Veo bien lo que ha podido suponer un abuso sobre algunos espíritus superficiales: tantos anuncios, tantos carteles donde una dama en camisa, castaña de un lado, se volvía pelirroja del otro bajo la influencia de un peine misterioso, y tantos perfumistas, y tantos peluqueros interesados en darse a valer, han podido instigar a la idea de que las estrategia de las Aguas colorantes o decolorantes servían para algo en el esplendor solar de los cabellos; y es posible, sin duda, que algunas criaturas sin importancia, por obnubilar la mirada de los abogados de provincias de vacaciones en los Folies-Bergères, hayan recurrido a tan fáciles y viles recursos. Pero, sabedlo, la mujer, la mujer de verdad, la que tiene conciencia del mágico poder que le fue concedido, y sabe hacer uso de él, era rubia, no porque se tiñese sino simplemente – y confieso que milagrosamente – porque quería serlo. Ella no se preocupaba demasiado de los frascos de engañosas etiquetas ni de los cristales que se deshacían en los ácidos; se volvía rubia con su único deseo de ser rubia, – del mismo modo que ahora se vuelve morena por su deseo de ser morena. Se burla de los inventos y las promesas de la publicidad, – pues no tiene necesidad de ser ayudada en sus transformaciones y lleva en ella el permanente prodigio de ser otra, cuando tal es lo que agrada al imperioso perifollo que vibra, tanto aquí como allá, en la cintura de Afrodita.
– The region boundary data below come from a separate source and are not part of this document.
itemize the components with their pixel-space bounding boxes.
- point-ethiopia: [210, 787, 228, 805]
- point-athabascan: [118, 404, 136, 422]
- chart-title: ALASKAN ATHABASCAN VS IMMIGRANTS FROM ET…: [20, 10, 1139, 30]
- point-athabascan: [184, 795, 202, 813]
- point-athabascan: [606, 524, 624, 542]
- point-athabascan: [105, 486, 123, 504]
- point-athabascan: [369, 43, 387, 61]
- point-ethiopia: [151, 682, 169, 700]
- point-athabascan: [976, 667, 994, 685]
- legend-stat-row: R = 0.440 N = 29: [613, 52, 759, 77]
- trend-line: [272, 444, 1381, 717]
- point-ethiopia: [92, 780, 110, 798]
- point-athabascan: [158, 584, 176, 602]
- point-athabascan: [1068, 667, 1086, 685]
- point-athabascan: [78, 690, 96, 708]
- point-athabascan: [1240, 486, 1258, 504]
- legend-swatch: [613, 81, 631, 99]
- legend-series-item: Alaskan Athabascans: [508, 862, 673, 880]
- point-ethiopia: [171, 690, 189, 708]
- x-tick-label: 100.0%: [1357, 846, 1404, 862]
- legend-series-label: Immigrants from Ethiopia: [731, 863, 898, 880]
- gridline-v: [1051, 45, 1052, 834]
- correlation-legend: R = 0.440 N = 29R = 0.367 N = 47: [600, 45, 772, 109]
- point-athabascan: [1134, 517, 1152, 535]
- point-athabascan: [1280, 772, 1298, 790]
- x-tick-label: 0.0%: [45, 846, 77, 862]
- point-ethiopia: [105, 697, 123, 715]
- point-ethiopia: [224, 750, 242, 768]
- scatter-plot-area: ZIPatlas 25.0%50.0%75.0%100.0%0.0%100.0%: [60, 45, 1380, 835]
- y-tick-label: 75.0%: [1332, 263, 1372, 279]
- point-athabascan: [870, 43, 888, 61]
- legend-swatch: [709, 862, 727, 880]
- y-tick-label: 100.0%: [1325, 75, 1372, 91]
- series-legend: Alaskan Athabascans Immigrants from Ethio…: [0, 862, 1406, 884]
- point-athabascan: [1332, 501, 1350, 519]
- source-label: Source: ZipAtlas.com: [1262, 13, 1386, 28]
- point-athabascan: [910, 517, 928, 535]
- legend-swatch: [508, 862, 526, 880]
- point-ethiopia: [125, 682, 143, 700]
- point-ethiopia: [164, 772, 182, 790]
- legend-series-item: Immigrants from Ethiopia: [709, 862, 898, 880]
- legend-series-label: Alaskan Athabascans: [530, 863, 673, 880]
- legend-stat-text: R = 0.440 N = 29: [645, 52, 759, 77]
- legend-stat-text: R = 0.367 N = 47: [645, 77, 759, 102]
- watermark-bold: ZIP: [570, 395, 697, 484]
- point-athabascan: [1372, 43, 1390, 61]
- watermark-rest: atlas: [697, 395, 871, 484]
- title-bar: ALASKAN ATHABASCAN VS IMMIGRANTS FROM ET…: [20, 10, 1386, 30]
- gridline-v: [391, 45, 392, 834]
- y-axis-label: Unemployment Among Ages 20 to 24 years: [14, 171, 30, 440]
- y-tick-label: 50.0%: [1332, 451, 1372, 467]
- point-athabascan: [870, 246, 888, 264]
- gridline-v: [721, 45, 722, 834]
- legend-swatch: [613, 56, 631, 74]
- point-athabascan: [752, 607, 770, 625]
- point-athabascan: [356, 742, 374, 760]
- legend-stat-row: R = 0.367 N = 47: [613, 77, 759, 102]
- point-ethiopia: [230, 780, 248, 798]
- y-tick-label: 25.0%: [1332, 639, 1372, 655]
Y, precisamente el hecho de que su único deseo enarbole en la frente de nuestras amigas la venganza de las tinieblas, redobla, exaltando con ello el triunfo de Armand Silvestre, la humillación de mi derrota. ¡Pero que le vamos a hacer! Hay que resignarse a lo que no se puede evitar. Peinaos de noche, ¡Oh, hermosas, según vuestro poder! El daño no es tan grade como al principio me parecía. Pues bajo el ébano o el oro de los cabellos, vuestros ojos son el mismo cielo, vuestras bocas la misma rosa, y bajo las sombras del pabellón luminoso de vuestros cabellos, ¡conoceremos el dulzor de vuestras fieles ternuras, o de vuestras perfidias, también deliciosas!

     1. Armand Silvestre (1837-1901) poeta francés. (N. del T.)